Figure 6.

NLGN4 WT but not the R101Q variant suppresses AMPAR-mediated synaptic transmission in NSC-derived human neurons. A, Recordings were conducted from NSC-derived neurons expressing either a control vector (Ctrl; EGFP only) or NLGN4 WT versus R101Q mutant constructs followed by an IRES-driven EGFP reporter. Sample traces (left) of APs induced by step current injections (protocol is shown on top, V_hold = −60 mV), and summary plot (right) of AP numbers as a function of injected current–amplitude. B, Average values of C_m (left), R_m (middle), and V_m (right), as measured from control, NLGN4 WT, and R101Q conditions. C, D, Example traces of GABA_AR-mediated mIPSCs (C) and cumulative plots with average bar graphs (D) for mIPSC event frequency and amplitude, as recorded from control, NLGN4 WT, and R101Q conditions. E, F, Same as C and D, except for AMPAR-mediated mEPSC events. G, Superimposed mEPSC waveforms (left) from control, NLGN4 WT, and R101Q conditions. Summary graphs (right) of mEPSC rise time and decay kinetics.
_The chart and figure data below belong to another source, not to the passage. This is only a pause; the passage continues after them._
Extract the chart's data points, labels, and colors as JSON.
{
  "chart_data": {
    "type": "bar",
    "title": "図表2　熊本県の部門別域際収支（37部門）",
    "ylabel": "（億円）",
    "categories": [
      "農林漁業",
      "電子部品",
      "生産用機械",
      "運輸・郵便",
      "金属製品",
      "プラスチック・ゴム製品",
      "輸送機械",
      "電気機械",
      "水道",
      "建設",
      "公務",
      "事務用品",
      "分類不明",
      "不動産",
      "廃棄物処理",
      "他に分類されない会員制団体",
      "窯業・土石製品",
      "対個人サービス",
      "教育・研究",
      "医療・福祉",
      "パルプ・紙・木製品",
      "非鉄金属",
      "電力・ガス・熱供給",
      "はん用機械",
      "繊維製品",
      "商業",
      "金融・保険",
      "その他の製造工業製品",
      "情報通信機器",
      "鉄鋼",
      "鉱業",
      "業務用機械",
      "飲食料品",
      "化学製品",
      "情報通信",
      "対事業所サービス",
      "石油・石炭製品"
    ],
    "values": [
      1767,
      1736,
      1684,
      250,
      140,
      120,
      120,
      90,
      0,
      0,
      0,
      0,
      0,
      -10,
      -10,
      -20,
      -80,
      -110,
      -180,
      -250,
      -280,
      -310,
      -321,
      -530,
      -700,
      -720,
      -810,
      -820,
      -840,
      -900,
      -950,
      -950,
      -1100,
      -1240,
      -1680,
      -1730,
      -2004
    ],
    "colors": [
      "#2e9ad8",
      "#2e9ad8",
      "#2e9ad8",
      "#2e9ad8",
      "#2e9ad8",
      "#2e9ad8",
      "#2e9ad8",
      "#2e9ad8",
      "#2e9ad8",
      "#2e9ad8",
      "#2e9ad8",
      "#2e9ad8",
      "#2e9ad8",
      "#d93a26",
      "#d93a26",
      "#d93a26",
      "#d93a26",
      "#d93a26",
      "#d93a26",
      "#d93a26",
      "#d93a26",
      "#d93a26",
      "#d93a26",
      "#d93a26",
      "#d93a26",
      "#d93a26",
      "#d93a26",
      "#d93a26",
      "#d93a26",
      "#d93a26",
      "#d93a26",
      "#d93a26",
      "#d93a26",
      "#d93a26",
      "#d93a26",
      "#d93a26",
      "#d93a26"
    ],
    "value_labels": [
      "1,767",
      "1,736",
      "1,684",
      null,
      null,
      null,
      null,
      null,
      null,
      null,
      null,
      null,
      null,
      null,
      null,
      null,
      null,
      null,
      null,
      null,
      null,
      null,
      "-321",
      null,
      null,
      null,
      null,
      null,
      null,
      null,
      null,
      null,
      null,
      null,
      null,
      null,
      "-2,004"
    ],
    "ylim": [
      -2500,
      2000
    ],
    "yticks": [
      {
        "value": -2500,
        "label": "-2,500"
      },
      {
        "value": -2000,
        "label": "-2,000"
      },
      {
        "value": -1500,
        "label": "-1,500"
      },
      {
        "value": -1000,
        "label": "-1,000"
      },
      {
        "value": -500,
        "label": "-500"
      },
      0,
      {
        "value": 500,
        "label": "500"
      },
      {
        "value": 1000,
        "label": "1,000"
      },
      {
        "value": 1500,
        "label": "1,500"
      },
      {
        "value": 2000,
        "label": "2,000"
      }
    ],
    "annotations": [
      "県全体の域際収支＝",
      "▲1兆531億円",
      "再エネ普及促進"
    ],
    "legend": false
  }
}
H, Representative traces (left) of AMPAR-mediated evoked EPSCs stimulated in pairs (Δt = 50 ms); arrowheads indicate stimulation artifacts. Summary graphs (right) of EPSC amplitude, PPR (EPSC₂/EPSC₁) as an indirect measure of presynaptic release probability, and R_s as a measure of recording quality. All quantifications are the mean ± SEM. All summary data include the number of cells patched/experimental batches. Statistical significance was calculated by two-tailed, unpaired, Student's t test (all bar graphs), one-way ANOVA (summary plot; A), or KS test (WT vs R101Q probability plots; D–F). ***p < 0.005; *p < 0.05; ns, not significant (p > 0.05).